The remaining songs, with the exception of Put It In A Love Song and This Bed are fairly indistinguishable from one another, and despite soaring vocals and clear, warm melodies, mostly fail to excite much.

The album closes off with a mellow rendition of Empire State of Mind where, in place of Jay-Z's radio-rapping, Alicia is accompanied only by her piano and a final explosion of beats at the end in a rather cheesy but still quite awesome culmination.

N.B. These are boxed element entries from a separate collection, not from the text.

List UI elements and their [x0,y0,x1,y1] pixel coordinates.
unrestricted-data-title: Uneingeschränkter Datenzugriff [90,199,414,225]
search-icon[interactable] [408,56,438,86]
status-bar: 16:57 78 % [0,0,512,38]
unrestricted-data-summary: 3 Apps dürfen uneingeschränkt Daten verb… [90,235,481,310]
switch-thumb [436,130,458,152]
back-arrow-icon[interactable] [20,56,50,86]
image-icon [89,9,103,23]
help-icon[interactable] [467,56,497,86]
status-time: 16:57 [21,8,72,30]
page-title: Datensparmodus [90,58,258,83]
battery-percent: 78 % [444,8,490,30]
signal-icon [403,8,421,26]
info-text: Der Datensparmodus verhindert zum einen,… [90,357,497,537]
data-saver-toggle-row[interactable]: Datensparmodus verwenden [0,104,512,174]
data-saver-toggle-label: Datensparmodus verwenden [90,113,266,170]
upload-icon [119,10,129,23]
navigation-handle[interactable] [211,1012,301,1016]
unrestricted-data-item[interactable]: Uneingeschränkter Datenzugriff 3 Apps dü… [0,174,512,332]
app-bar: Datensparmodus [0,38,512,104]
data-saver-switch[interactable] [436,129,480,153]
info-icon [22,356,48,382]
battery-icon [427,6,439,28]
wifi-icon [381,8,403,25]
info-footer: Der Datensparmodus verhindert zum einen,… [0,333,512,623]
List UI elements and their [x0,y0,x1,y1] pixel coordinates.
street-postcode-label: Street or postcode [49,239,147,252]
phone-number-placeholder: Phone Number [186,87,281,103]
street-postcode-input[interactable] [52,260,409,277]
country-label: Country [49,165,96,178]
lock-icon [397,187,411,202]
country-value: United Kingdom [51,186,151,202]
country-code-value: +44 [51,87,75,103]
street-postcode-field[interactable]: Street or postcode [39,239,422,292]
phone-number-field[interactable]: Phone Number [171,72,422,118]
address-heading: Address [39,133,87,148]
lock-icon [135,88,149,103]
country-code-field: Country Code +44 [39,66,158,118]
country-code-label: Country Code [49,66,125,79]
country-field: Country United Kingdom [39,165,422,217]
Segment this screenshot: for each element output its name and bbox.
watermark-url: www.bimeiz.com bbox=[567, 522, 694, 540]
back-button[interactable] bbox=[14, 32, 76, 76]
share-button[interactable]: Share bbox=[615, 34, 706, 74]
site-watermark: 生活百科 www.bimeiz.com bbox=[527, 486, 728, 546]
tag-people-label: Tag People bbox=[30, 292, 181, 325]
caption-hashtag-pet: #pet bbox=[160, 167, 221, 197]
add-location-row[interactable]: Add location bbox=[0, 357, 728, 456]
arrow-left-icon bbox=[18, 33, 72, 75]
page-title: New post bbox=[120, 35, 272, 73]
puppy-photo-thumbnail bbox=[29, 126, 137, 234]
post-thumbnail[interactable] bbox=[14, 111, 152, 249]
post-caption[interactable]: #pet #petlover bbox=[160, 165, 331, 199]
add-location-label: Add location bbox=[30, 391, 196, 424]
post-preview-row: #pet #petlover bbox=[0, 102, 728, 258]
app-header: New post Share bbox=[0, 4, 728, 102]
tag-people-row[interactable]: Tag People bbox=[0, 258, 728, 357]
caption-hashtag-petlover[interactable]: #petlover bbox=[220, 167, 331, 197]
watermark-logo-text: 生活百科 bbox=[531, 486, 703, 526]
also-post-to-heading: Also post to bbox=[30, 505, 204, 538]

As is always the case with Alicia Keys, the glory of each album lies not in any outlandish production, poetic lyrics, pretentious ego posturing or controversial subject matters, but instead lies in the beauty of simple but delightful chord changes, subtle, pretty melodies which trickle through the skin like syrup, and - obviously - an impeccable voice. These are not songs manipulated out of a computer during a studio session. They are songs written by a serious pianist who loves her soul giants and has a genuine feel for real R 'n' B (that is, not the kind that was invented by the Neptunes and Timbaland, giving girls in clubs an excuse to dance like they're in a soft porn film, but rather, the kind that was invented by Holland-Dozier-Holland and formed an undercurrent to the civil rights movement).

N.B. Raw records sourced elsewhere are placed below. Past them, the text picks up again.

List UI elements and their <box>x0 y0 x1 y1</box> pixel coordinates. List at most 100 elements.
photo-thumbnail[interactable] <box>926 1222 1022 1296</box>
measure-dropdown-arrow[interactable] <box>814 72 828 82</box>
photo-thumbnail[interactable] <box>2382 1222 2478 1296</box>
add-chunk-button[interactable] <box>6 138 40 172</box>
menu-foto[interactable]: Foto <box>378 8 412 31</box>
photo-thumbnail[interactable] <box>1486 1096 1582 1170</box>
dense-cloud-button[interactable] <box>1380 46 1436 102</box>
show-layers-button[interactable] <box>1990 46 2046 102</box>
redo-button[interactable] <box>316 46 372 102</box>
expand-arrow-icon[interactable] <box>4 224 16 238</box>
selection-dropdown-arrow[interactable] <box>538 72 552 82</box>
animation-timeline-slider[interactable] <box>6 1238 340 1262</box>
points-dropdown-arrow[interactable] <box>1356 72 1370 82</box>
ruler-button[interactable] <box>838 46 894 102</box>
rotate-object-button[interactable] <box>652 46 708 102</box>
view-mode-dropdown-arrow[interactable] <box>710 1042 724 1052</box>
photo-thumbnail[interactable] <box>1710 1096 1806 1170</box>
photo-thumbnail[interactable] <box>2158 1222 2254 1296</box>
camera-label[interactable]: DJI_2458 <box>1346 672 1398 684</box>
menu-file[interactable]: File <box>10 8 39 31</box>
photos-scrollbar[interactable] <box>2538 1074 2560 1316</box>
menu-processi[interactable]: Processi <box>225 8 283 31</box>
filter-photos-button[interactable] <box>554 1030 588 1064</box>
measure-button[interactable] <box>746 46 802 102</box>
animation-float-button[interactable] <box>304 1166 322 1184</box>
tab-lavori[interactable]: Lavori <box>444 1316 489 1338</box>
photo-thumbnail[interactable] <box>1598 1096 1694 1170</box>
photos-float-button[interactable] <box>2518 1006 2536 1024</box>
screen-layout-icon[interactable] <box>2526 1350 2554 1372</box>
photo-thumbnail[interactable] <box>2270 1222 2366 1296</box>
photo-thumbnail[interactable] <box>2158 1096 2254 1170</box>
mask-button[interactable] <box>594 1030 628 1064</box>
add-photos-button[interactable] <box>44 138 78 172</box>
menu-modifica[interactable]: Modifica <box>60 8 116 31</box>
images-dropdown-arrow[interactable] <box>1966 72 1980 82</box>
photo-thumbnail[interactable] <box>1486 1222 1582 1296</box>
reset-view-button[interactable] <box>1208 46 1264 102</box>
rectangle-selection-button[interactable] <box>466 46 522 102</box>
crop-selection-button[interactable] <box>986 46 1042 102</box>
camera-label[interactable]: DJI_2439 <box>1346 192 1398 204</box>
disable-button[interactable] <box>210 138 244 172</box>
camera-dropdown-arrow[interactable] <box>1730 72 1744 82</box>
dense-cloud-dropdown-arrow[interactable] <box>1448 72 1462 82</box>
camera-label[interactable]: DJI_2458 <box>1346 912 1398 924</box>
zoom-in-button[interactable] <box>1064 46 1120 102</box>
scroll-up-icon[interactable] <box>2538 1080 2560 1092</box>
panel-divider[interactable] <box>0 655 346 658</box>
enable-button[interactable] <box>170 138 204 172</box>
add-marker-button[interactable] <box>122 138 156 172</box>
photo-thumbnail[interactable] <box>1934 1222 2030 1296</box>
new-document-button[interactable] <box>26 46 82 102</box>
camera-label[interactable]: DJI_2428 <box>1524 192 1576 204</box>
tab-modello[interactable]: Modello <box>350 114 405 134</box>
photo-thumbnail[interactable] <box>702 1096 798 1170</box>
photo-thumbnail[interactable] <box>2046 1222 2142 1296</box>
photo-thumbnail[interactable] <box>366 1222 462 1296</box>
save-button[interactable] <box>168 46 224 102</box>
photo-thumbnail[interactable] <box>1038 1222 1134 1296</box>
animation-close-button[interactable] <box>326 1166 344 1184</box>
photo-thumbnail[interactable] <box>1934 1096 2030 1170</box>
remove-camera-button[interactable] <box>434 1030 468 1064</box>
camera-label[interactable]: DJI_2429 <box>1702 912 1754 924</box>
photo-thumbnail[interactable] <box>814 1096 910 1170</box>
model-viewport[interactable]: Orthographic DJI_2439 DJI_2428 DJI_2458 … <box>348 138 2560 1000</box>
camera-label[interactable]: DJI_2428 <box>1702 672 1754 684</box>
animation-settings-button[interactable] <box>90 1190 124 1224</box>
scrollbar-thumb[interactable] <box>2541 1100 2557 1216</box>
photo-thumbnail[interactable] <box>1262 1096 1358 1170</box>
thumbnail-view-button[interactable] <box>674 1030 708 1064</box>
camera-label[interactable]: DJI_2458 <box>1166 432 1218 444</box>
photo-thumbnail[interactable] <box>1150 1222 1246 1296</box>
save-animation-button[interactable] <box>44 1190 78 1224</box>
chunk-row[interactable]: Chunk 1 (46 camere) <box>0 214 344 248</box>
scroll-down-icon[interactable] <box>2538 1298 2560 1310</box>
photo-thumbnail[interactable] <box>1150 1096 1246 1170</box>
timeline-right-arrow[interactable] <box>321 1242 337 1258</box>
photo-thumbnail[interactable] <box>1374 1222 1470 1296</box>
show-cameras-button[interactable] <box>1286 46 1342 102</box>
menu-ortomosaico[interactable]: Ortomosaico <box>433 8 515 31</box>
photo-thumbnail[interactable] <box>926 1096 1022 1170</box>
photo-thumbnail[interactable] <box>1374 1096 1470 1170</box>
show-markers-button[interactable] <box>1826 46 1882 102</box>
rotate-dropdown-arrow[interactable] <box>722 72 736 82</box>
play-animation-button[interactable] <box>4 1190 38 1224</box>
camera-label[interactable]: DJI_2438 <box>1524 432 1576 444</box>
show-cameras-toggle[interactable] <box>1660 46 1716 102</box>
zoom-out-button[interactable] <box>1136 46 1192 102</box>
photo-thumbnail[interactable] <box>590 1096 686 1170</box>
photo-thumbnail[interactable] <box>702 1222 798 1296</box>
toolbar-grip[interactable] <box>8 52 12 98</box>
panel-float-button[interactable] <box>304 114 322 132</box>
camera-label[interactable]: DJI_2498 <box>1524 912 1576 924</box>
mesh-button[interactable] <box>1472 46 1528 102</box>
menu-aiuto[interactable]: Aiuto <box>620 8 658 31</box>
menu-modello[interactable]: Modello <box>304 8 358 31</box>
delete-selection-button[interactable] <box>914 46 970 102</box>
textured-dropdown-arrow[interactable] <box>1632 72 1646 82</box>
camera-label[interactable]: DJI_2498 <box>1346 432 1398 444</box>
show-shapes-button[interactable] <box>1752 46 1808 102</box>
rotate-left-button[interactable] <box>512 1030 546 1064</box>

After three albums enormously successful albums, Keys could have, and perhaps should have, pushed the musical boundaries a lot further than she does on this offering. She still sings lyrics without much suggestion of original emotion or any fresh take on love, and she still uses beat formations that have been tried, tested, bought, sold, and run into the ground by the likes of Ne-Yo. But she also still has possibly the best voice in modern soul music, is surely the best pianist in the genre (with the possible exception of the, ahem, legendary John Legend), and is still one of the most honest and down to earth musicians - not just in her musical adherence to sweet melodies instead of guttural mutterings of filth and endless gyrating, but also in her charitable work with projects such as Keep a Child Alive. Maybe she doesn't spill every specific detail of her life into every record, but if that means we get an album that at least tries to focus on the music rather than the artist's OK magazine personality and dress size, perhaps this is something a genre founded on raw emotion and being 'real' should embrace and encourage.